On so-called Spinozian resignation: the case against Spinoza

Among Spinoza’s many notorious views is his necessitarianism: the view that everything that happens happens necessarily. Clearly, the view flies in the face of how we usually think. The coin comes up heads, we’re late for that appointment, we brake just in time to avoid the speeding car, and we think things might have gone some other way: it might have come up heads, we might have made the bus, we could easily have been t-boned and killed. Not so, though, Spinoza argues: nothing whatsoever could have been otherwise than it is.

Of course, most will reject this idea out of hand. And, the reasons for doing so are likely to run deeper than any commitment to abstract metaphysical doctrines, or even to simple common sense. The notion that all things that are are necessarily so doesn’t merely contradict many of our common beliefs. More than this, it can seem downright horrific. That is, a world in which all things are necessary can easily seem like one in which we’re utterly helpless, unable to make a difference: simply buffeted around by forces that are utterly indifferent to our efforts.
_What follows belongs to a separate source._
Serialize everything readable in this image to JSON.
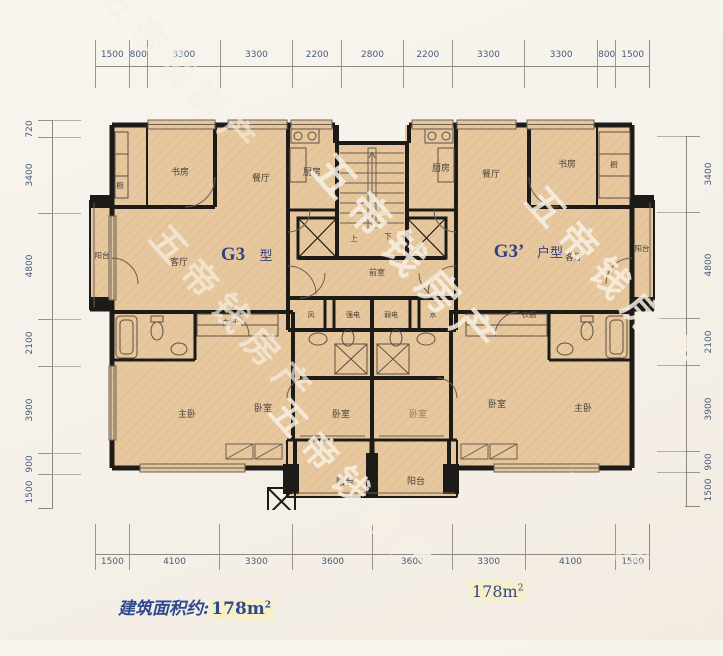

At this point, though, Spinoza will object. To put his point in anachronistic terms, such reflexive horror presupposes a libertarian view of freedom. As this term is used in contemporary philosophical parlance, it has nothing to do with its more common political meaning. Rather, it refers to the notion that in order for me to have done something freely, it must have been possible for me to do otherwise. And, Spinoza thinks this view of freedom is wrong. So to speak, our agency consists, not in doing what might have been otherwise, but rather in the necessities of Nature bringing something about through us—in his terms, in such a way as to be explained more through our own essence than through the essences of other things. Thus, a necessitarian world isn’t one in which we’re helpless at all.

However, all of this can easily strike one as mere intellectual parlor games. Very few philosophers —let alone laypersons—these days are likely to take necessitarianism seriously. Thus, while Spinoza’s criticisms of libertarian views of freedom might be of interest to some philosophers—since, that is, whether freedom is libertarian is a live issue in contemporary philosophy—the view in defense of which Spinoza raises them might seem like a mere historical curiosity.

I would like to shift focus, though, to a different element of Spinoza’s views on these matters—one that can to some extent be prised apart both from his views about freedom, and from his necessitarianism itself. That is, Spinoza doesn’t merely argue that horror at a necessitarian world is grounded in mistaken presuppositions about freedom. More than this, as he so often does, he considers what many of us would find to be nightmarish, and argues that, when properly understood, it is, quite the contrary, the source of the profoundest joys.